While the big pumping, flashy barbell exercises such as the bench press, squat, and deadlift are among the favorites of fitness enthusiasts, these could end up providing lopsided gains, say experts. The reason: people tend to have a stronger side which ends up taking most of the load during these exercises. That could also lead to muscle imbalances and overuse injuries. You can counter this by giving each side of the body special attention – through unilateral exercises. 

“Unilateral exercises train only one side, for example, instead of doing barbell curls, we do single-hand dumbbell curls to improve the strength equally on both sides,” says K Vamshi Krishna, founder of Divine Fit Tribe gym in Bengaluru.  

Benefits of unilateral exercises  

  1. Balancing act: Unilateral exercises help identify imbalances between your left and right sides. “Single side training can help improve balance and by forcing the body to stabilize the load on one side,” says Krishna.  
  2. Core play: Exercises such as the lunges, single leg Romanian deadlifts (RDLs), and single arm overhead press force your core to become an active player as it works overtime to stabilize your body.
  3. Functional fitness: You never end up lifting groceries or hoisting your backpack with both hands. It’s usually a one-sided affair. “One side might be more powerful than the other and might take over the movement. This does not happen in unilateral training, and it helps equalize the growth on each side,” says Krishna.
  4.  Joint health: Unilateral exercises go easier on your joints. With lower weights and controlled movement, there’s less strain and more gain.
  5. Stabilization: By engaging smaller stabilizing muscles, you’re enhancing overall joint stability. “We encourage beginners to perform unilateral movement because they won’t have the balance and strength an advanced trainee will have. Unilateral movement helps the beginners build up strength and stability,” says Krishna.
  6. Mind-muscle magic: The focus required for these exercises creates a stronger mind-muscle connection. “Mind-muscle connection is strengthened due to higher quality of contraction and isolation,” says Krishna.
  7.  Plateau breaker: Unilateral training can shock your muscles and shake up your routine, giving your body a fresh stimulus to grow.
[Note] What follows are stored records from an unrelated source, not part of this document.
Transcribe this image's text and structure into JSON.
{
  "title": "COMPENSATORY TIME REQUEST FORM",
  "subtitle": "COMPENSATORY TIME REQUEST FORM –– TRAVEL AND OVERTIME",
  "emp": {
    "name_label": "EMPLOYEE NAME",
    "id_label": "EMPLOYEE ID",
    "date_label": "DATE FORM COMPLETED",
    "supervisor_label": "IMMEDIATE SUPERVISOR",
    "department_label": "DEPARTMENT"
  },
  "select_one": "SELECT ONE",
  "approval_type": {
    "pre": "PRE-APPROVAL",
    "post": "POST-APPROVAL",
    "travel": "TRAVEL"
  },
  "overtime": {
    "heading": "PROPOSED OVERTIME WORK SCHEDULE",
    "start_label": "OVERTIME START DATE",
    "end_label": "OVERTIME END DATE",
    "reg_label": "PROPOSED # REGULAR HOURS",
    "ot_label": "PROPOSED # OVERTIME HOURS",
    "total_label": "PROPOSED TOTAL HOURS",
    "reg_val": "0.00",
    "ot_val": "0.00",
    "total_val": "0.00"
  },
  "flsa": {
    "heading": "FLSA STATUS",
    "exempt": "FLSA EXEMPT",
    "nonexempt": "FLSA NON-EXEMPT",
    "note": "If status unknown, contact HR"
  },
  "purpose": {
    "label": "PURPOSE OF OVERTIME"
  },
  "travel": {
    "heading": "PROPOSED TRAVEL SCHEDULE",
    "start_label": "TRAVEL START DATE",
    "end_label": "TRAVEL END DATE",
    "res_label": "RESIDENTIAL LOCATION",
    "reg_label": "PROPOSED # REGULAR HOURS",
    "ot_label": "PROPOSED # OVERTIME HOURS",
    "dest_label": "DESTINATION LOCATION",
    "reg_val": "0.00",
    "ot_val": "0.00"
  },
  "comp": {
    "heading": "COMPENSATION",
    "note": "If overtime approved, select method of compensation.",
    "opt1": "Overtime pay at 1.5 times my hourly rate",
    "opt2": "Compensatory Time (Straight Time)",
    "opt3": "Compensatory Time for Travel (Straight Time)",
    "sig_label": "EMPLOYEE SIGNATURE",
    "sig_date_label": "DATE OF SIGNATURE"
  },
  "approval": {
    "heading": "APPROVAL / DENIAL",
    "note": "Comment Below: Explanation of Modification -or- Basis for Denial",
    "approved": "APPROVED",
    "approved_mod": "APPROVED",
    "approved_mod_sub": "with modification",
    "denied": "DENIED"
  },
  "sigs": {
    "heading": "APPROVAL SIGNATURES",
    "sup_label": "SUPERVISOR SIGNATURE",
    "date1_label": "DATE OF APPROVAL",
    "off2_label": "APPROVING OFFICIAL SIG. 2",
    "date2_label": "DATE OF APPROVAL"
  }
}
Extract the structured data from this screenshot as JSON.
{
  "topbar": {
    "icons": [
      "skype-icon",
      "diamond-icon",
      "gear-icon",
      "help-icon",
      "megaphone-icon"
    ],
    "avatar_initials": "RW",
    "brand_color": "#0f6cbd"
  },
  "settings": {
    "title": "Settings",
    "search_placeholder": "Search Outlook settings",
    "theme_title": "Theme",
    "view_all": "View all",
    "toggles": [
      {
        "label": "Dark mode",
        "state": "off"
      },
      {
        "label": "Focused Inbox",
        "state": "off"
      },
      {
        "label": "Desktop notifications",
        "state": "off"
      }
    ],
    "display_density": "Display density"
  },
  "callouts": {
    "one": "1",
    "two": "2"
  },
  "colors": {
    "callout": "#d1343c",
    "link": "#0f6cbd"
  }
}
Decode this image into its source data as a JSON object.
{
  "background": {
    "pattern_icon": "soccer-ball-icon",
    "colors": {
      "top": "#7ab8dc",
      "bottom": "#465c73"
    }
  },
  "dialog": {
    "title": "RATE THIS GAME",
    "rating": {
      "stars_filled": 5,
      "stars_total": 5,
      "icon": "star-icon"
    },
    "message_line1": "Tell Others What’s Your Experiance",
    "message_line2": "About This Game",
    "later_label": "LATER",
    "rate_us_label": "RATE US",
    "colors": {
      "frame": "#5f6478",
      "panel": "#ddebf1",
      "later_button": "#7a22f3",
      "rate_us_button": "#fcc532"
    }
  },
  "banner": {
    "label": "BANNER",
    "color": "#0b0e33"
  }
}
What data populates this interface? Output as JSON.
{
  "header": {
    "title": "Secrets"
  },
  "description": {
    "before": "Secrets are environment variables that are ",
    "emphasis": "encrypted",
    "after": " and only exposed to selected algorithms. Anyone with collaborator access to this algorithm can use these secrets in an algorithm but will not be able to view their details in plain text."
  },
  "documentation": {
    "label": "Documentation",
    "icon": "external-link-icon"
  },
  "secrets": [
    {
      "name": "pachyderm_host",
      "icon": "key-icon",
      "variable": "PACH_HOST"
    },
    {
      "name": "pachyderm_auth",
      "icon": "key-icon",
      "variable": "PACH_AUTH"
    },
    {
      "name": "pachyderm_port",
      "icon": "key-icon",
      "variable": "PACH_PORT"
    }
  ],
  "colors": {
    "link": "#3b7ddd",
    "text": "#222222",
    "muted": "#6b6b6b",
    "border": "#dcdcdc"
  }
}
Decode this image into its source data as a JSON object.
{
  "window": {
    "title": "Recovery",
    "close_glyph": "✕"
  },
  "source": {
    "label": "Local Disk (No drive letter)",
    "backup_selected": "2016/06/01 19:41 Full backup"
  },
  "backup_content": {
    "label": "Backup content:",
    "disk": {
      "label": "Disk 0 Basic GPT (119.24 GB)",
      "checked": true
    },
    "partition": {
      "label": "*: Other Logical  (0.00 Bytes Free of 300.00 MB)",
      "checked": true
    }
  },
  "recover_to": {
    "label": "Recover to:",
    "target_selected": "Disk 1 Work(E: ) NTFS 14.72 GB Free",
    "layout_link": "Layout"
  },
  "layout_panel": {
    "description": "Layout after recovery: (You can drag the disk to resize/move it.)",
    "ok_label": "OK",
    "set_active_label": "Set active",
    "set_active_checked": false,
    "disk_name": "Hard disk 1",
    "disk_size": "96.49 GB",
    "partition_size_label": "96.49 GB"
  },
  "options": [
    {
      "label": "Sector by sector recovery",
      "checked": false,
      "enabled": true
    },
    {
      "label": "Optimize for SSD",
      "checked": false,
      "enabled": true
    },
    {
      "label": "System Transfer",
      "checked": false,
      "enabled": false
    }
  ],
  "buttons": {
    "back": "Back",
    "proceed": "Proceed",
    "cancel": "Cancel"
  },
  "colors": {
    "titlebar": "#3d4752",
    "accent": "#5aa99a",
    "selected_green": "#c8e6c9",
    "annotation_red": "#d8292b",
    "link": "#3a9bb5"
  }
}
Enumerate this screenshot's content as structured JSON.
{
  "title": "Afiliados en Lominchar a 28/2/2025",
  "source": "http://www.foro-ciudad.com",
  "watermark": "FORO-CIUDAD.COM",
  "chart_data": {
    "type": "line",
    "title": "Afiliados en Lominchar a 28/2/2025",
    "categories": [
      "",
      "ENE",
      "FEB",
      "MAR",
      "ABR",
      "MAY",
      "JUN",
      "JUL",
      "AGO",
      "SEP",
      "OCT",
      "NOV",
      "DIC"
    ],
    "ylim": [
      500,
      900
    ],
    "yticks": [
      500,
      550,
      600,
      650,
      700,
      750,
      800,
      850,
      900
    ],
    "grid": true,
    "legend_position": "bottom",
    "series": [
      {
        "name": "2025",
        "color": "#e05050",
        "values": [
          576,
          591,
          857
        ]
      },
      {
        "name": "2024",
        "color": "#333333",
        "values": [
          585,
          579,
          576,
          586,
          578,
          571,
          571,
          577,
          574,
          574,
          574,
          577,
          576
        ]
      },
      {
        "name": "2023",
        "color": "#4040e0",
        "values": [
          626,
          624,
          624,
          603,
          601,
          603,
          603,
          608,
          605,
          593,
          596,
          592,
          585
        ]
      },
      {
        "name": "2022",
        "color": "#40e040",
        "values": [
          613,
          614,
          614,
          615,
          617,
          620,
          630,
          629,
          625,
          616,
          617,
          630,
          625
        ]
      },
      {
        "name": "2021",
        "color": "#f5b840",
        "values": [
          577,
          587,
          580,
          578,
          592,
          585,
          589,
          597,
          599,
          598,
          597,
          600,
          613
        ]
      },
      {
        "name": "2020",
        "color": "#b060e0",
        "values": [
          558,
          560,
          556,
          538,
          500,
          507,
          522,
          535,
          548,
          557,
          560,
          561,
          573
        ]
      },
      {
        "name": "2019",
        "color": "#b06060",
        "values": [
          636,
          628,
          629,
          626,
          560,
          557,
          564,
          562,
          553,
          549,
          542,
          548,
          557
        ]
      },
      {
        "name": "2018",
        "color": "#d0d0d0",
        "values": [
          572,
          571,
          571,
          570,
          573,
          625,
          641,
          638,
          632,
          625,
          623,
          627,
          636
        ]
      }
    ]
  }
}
Bilateral and unilateral exercises compliment each other

A meta-analysis, looking into 28 research papers addressing unilateral training, found that it improves jumping ability, sprinting ability, maximum strength, ability to change direction, and ability to balance more than bilateral training. However, this is sports specific, and bilateral training is required to improve bilateral strength and skills. So, having a good mix of unilateral and bilateral exercises in your training program is essential for balanced progression.  

 Takeaways

  • Unilateral exercises or single-side training improves balance, stability, and mind-muscle connection.  
  • It helps protect the joints, increases the stability of the core, and promotes functionality all while giving the body fresh stimulus to break plateaus. 
  • Having a good mix of unilateral and bilateral exercises in your training program is essential for balanced progression.